Müziği ‘Duyan’ Makineler Diyorum…

Sümeyra Bedir
Deep Learning Türkiye
7 min readApr 16, 2018

‘Müzik kendince hep akıllıydı, yapay zeka burada işe yaramaz’ ya da ‘Müzik zevk işi, algoritmalarla anlaşılmaz’ diyenler, bu yazının kendi kendine dans edebilen robotlardan bahsetmeyeceğinin farkında olmayabilir.

Akıllı Müzik

Baştan söyleyeyim, tek bir yazıda algoritmaları notalara ya da notaları algoritmalara dökmenin on yolunu duymayı da beklemeyin. Keza bu beste ömürlük, bir solukta bitmez…

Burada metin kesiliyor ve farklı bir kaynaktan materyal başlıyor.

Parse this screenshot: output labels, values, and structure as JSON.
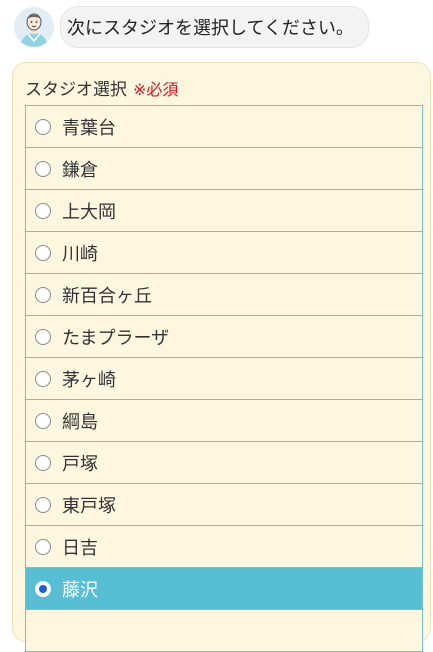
{
  "chat": {
    "avatar_icon": "instructor-avatar-icon",
    "message": "次にスタジオを選択してください。"
  },
  "studio_select": {
    "title": "スタジオ選択",
    "required_label": "※必須",
    "selected": "藤沢",
    "options": [
      {
        "label": "青葉台"
      },
      {
        "label": "鎌倉"
      },
      {
        "label": "上大岡"
      },
      {
        "label": "川崎"
      },
      {
        "label": "新百合ヶ丘"
      },
      {
        "label": "たまプラーザ"
      },
      {
        "label": "茅ヶ崎"
      },
      {
        "label": "綱島"
      },
      {
        "label": "戸塚"
      },
      {
        "label": "東戸塚"
      },
      {
        "label": "日吉"
      },
      {
        "label": "藤沢"
      },
      {
        "label": ""
      }
    ]
  },
  "colors": {
    "panel_bg": "#fdf7e0",
    "border": "#6cc3d5",
    "selected_bg": "#56bfd4",
    "required": "#d0191e",
    "radio_dot": "#1a5fd8"
  }
}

Verinin işlenebilirliğinin giderek arttığı günümüzde, yapay öğrenme teknolojileri sanayi dünyasıyla oldukça içli dışlı. Bu teknolojiyi doğru şekilde kullanan şirketlerin endüstride hızla sivrildiğini görmek zor değil.

Sanatın her alanı bulundurduğu veri türüne göre gelişmelerden belirli ölçüde nasibini alıyor. Özellikle online müzik dinleme (streaming) uygulamalarına rağbetin artması sonucu müzik endüstrisinin geleceği bir anlamda yapay zekaya bağlı.

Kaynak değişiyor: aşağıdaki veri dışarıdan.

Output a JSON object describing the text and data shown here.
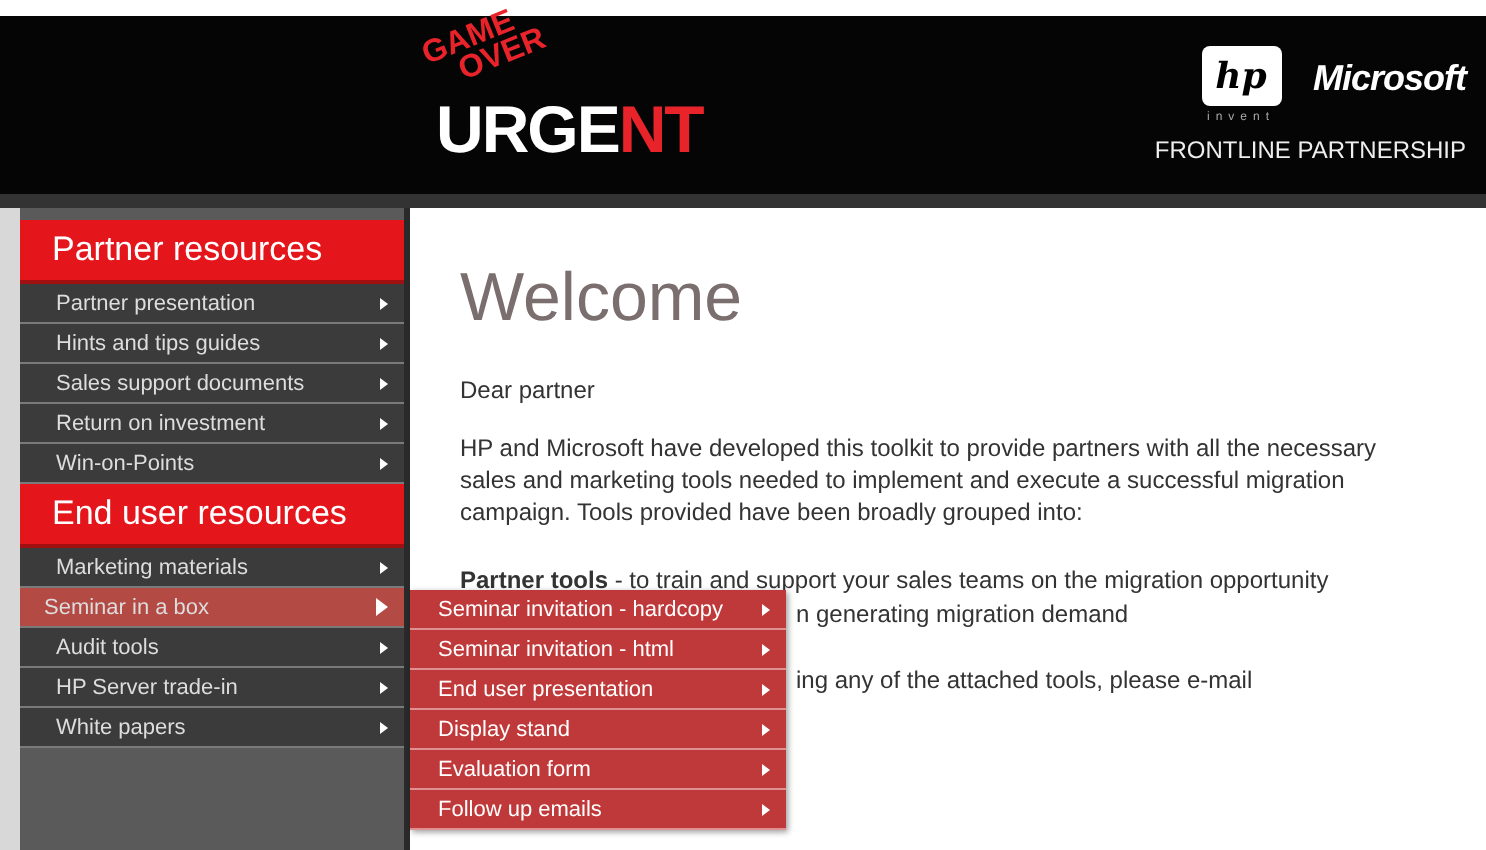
{
  "header": {
    "logo": {
      "stamp": [
        "GAME",
        "OVER"
      ],
      "word_start": "URGE",
      "word_end": "NT"
    },
    "hp_logo": {
      "mark": "hp",
      "tagline": "invent"
    },
    "partner_logo": "Microsoft",
    "partnership": "FRONTLINE PARTNERSHIP"
  },
  "sidebar": {
    "sections": [
      {
        "heading": "Partner resources",
        "items": [
          {
            "label": "Partner presentation",
            "selected": false
          },
          {
            "label": "Hints and tips guides",
            "selected": false
          },
          {
            "label": "Sales support documents",
            "selected": false
          },
          {
            "label": "Return on investment",
            "selected": false
          },
          {
            "label": "Win-on-Points",
            "selected": false
          }
        ]
      },
      {
        "heading": "End user resources",
        "items": [
          {
            "label": "Marketing materials",
            "selected": false
          },
          {
            "label": "Seminar in a box",
            "selected": true
          },
          {
            "label": "Audit tools",
            "selected": false
          },
          {
            "label": "HP Server trade-in",
            "selected": false
          },
          {
            "label": "White papers",
            "selected": false
          }
        ]
      }
    ]
  },
  "submenu": {
    "items": [
      {
        "label": "Seminar invitation - hardcopy"
      },
      {
        "label": "Seminar invitation - html"
      },
      {
        "label": "End user presentation"
      },
      {
        "label": "Display stand"
      },
      {
        "label": "Evaluation form"
      },
      {
        "label": "Follow up emails"
      }
    ]
  },
  "content": {
    "title": "Welcome",
    "greeting": "Dear partner",
    "intro": "HP and Microsoft have developed this toolkit to provide partners with all the necessary sales and marketing tools needed to implement and execute a successful migration campaign. Tools provided have been broadly grouped into:",
    "visible_lines": [
      "**Partner tools** - to train and support your sales teams on the migration opportunity",
      "n generating migration demand",
      "ing any of the attached tools, please e-mail"
    ]
  }
}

Ama her alanda olduğu gibi burada da, ilgi duyanları bekleyen klasik problemler var; spesifik bir yol belirleyememe, doğru kaynak bulamama, yüzlerce MOOC içinde kaybolup gitme… Elbette hayat boyu öğrenmeyi destekleyen platformlar çoğumuz için ilgi duyduğumuz alanlara yönelmekte ve bu alanlarda gerekli minimum altyapıyı kısa sürede kazanmakta inanılmaz faydalı olabiliyor. Ancak doğru seçim ve sistemli bir yol belirleme önemli. Meseleyi şu noktaya getirmemek lazım;

Oynatmaya az kaldi, doktorum nerde?

O zaman sormaya şöyle​ başlayalım, Güzel Sanatlar eğitimi almadan ya da müzisyen olmadan da bu alanda çalışma yapılabilir mi? Elbette.

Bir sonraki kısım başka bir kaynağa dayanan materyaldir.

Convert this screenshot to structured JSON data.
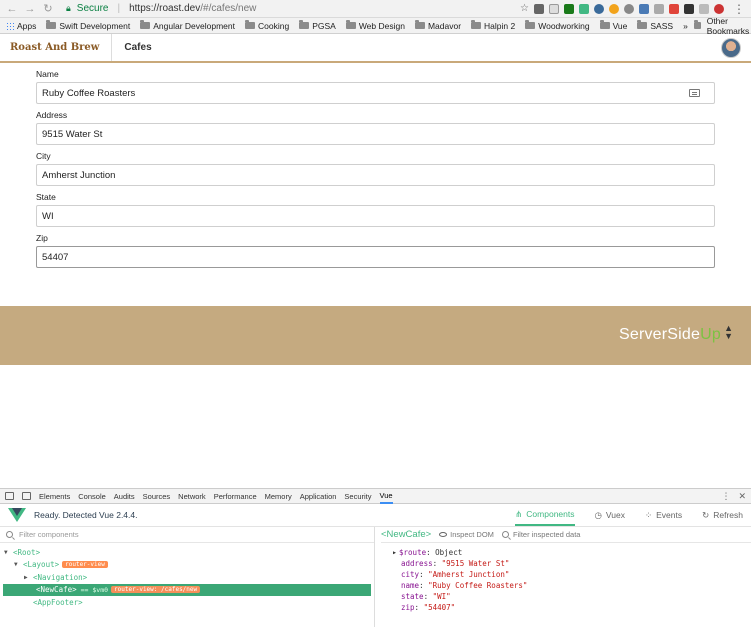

Müzik Teknolojisi; Müzik, Bilgisayar Bilimleri, Matematik, İstatistik gibi birçok alan ile ilişkili, disiplinler arası bir çalışma alanı. Bu alanda açılmış ilk akademik eğitim birimi Almanya Paderborn Universitesi bünyesindeki ‘tonmaysterlik’ bölümü olarak biliniyor (1949). İngiltere’de 1970’lerde ‘ses mühendisliği’ olarak başlamış, SAE(Sound and Audio Engineering) adı ile de dünya çapına yayılmış. Dünyanın her yerinde artık akademik olarak bu alanda çalışma yapan birimler bulmak mümkün.

Müzik Bilimlerini Güzel Sanatlar’in sınırlarını aşacak bir altyapıya çekme niyetli Türkiye'deki ilk akademik girişim 2008’de Dokuz Eylül Üniversitesi’nde Müzik Teknolojisi Anabilim Dalı’nın kurulması. Bugün artık birçok üniversite ve akademimizde Müzik Teknolojisi üzerine eğitim veriliyor.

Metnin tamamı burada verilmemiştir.